Center Robert Swift, whose NBA career includes 97 games and a pair of right knee surgeries, has accepted a contract offer for the upcoming season, the team announced on Monday. He will be reunited with new Apache coach Bob Hill, who coached the Seattle SuperSonics from January 2006 to April 2007.
A 216-cm, 122-kg big man, Swift was the No. 12 pick in the 2004 NBA Draft. Seattle selected a player who skipped college, but had committed to USC. He was considered one of the nation’s top five high school senior centers during his final prep season, when he played at Bakersfield (Calif.) High School and averaged 18.8 points, 15.9 rebounds and 6.2 blocks per game. He played the previous three seasons at Garces Memorial (Calif.) High School.
Swift played two games for the NBA Development League’s Bakersfield Jam last season, but quit the team for personal reasons, according to online reports.
His career appears to be at a crossroads now, just four months shy of his 25th birthday. And he is Hill’s latest reclamation project, joining fellow prep-to-pros phenom Jeremy Tyler, the teenager who made headlines last summer when he opted to leave San Diego High School before his senior season and join Maccabi Haifa of the Israeli League, on the Apache squad.
The heavily tattooed Swift played 16 games during his rookie season in the NBA averaging 4.5 minutes, 0.9 points, 0.4 rebounds and 0.4 blocks per contest.
In his second season, in 2005-06, he gained increased playing time (47 games, 20 starts, 21.0 minutes) and became a more productive player, as evidenced by his 6.4 points and 5.6 rebounds.
A torn anterior cruciate ligament in a preseason game forced him to miss the entire 2006-07 season. He missed 70 games the next season due to another knee injury, this time the lateral meniscus.
The Sonics franchise relocated and became known as the Oklahoma City Thunder, and in the 2008-09 campaign Swift appeared in 26 games. He didn’t receive an NBA contract for the next season and found himself in the D-League for a short stint.
His NBA career averages are 15.5 minutes per game, 4.3 points and 3.9 rebounds.
“Swift is an NBA veteran with great footwork and leaping ability,” Tokyo general manager Conor Neu said in a statement. “He will be a dominant inside presence for the Apache this season. His grandmother is Japanese and he is very excited to experience all Japan has to offer.”
Swift joins Kyoto Hannaryz guard Mahmoud Abdul-Rauf as active bj-league players who have been in the NBA.
The Apache also added former Oklahoma State point guard Byron Eaton to their roster on Monday.
The 180-cm Eaton, who started at the point in all four of his college seasons, played his final OSU game in 2009. He became the Cowboys’ career leader in steals as a junior.
He was on the D-League’s Tulsa 66ers roster to start the 2009-10 season, but was released on Dec. 1 after only two games. He, too, is now looking to resurrect his career.

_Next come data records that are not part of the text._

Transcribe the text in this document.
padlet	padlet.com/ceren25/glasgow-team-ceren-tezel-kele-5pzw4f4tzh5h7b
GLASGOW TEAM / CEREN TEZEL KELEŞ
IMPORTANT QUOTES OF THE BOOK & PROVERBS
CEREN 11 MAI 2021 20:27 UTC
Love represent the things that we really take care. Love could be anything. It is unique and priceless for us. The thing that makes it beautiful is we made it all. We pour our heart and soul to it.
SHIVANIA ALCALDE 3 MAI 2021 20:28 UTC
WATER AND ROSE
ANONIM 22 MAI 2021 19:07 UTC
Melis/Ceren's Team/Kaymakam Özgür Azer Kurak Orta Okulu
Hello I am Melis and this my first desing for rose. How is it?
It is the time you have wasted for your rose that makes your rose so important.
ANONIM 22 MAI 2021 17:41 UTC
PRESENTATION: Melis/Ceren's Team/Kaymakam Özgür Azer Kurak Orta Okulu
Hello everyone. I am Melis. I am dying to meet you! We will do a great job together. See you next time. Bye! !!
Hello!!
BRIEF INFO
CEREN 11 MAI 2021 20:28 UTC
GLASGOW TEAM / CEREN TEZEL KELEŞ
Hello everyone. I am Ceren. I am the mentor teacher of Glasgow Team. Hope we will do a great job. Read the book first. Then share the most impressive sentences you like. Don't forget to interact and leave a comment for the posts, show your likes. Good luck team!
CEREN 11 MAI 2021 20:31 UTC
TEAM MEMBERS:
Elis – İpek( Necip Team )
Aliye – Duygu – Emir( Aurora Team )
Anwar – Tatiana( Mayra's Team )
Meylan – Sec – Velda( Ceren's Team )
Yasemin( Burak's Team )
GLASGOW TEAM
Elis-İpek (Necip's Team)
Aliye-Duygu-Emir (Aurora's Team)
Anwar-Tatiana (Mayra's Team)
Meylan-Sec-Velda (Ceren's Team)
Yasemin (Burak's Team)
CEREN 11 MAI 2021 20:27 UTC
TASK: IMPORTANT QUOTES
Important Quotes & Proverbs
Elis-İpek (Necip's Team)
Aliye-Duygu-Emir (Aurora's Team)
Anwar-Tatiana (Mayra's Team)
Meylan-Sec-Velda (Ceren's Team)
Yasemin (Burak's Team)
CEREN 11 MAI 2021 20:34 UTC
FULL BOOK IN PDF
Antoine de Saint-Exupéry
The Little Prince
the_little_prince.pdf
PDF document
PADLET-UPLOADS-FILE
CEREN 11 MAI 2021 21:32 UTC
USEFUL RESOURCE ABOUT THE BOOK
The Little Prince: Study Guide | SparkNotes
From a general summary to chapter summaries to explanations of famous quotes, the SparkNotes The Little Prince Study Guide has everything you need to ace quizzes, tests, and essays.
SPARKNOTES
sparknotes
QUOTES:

Eaton attended Lincoln High School in Dallas. He played on the same varsity squad as future NBA All-Star forward Chris Bosh.
“Byron is an incredible passer and competitor,” said Neu of Eaton, who averaged 14.3 points and 5.7 assists during his senior season at OSU. “He is a floor leader and he knows how to win.”
With Eaton on the roster now, it appears veteran point guard Rasheed Sparks, whose steady play helped Tokyo make a late push for the playoffs in the spring, is out of the picture.